A precise theoretical understanding of diboson production processes at the LHC is crucial both in the context of tests of the SM and in the one of the direct searches for anomalous triple-gauge-boson interactions.

In this paper we presented a phenomenological study of \(\mathrm {W}\mathrm {W}\) (\(\rightarrow \mathrm {e^+}\nu _{\mathrm {e}}\mathrm {\mu ^-}\bar{\nu }_{\mu }\)), \(\mathrm {W}\mathrm {Z}\) (\(\rightarrow \mathrm {e^-}\overline{\nu }_{\mathrm{e}} \mu ^+ \mu ^-\)), and \(\mathrm {Z}\mathrm {Z}\) (\(\rightarrow \mathrm {e^+}\mathrm {e^-}\mu ^+ \mu ^-\)) production considering event selections of interest for the aTGCs searches at the LHC. For \(\mathrm {W}\mathrm {W}\) and \(\mathrm {Z}\mathrm {Z}\) production we included the impact of the loop-induced \(\mathrm {g}\mathrm {g}\rightarrow VV\) processes at LO.

The calculation described in this paper is the first application of Recola2 in the EFT context: a UFO model file including the SM Lagrangian as well as the dimension-6 (-8) operators relevant for \(\mathrm {W}\mathrm {W}\) and \(\mathrm {W}\mathrm {Z}\) (\(\mathrm {Z}\mathrm {Z}\)) production have been implemented using the Mathematica package FeynRules.
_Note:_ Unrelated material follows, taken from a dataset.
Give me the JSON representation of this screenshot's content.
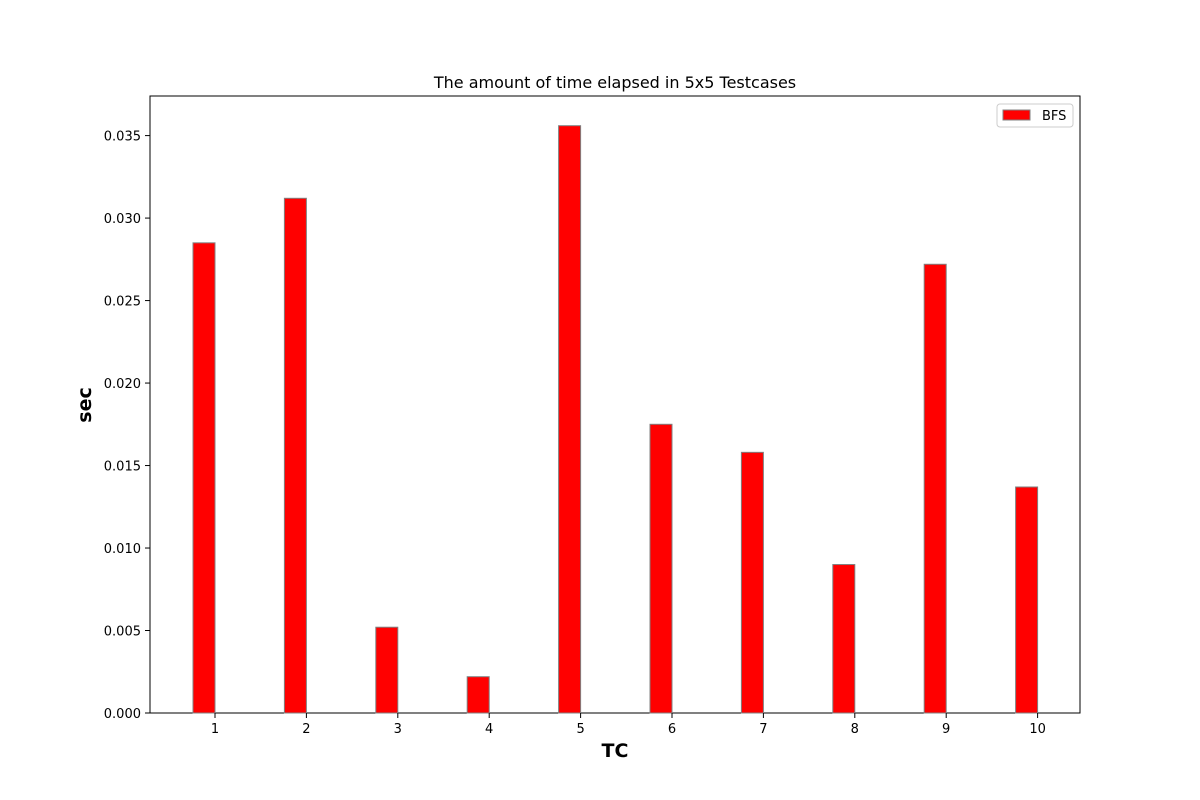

The model file has been converted to a Recola2 model file by means of the Python library REPT1L. All NLO QCD and NLO EW corrections in this paper have been computed with Recola2.

The code has been used to study the effect of the aTGCs in the EFT framework at LO and at NLO QCD for some observables of experimental interest. We found that the sensitivity to the aTGCs is in general reduced at NLO QCD because of real radiation contributions, like the opening \(\mathrm {g}q\)/\(\mathrm {g}\overline{q}\) channels, which are less sensitive to the aTGCs. From a quantitative point of view, the reduction in the sensitivity to aTGCs depends on the analysis setup and on the observables under consideration. If the terms involving squared anomalous couplings (\({\mathrm{EFT}^2}\) terms) are taken into account, this effect is proportional to the ratio of the NLO QCD corrections to the \({\mathrm{EFT}^2}\) terms and the NLO QCD corrections to the SM predictions. We also disentangled the effect of the interference terms linear in the anomalous couplings (\({\mathrm{SM}\times \mathrm{EFT}}\)) and the \({\mathrm{EFT}^2}\) terms and we showed how the latter dominate over the interference terms almost everywhere in the distributions of interest for the aTGCs searches at the LHC.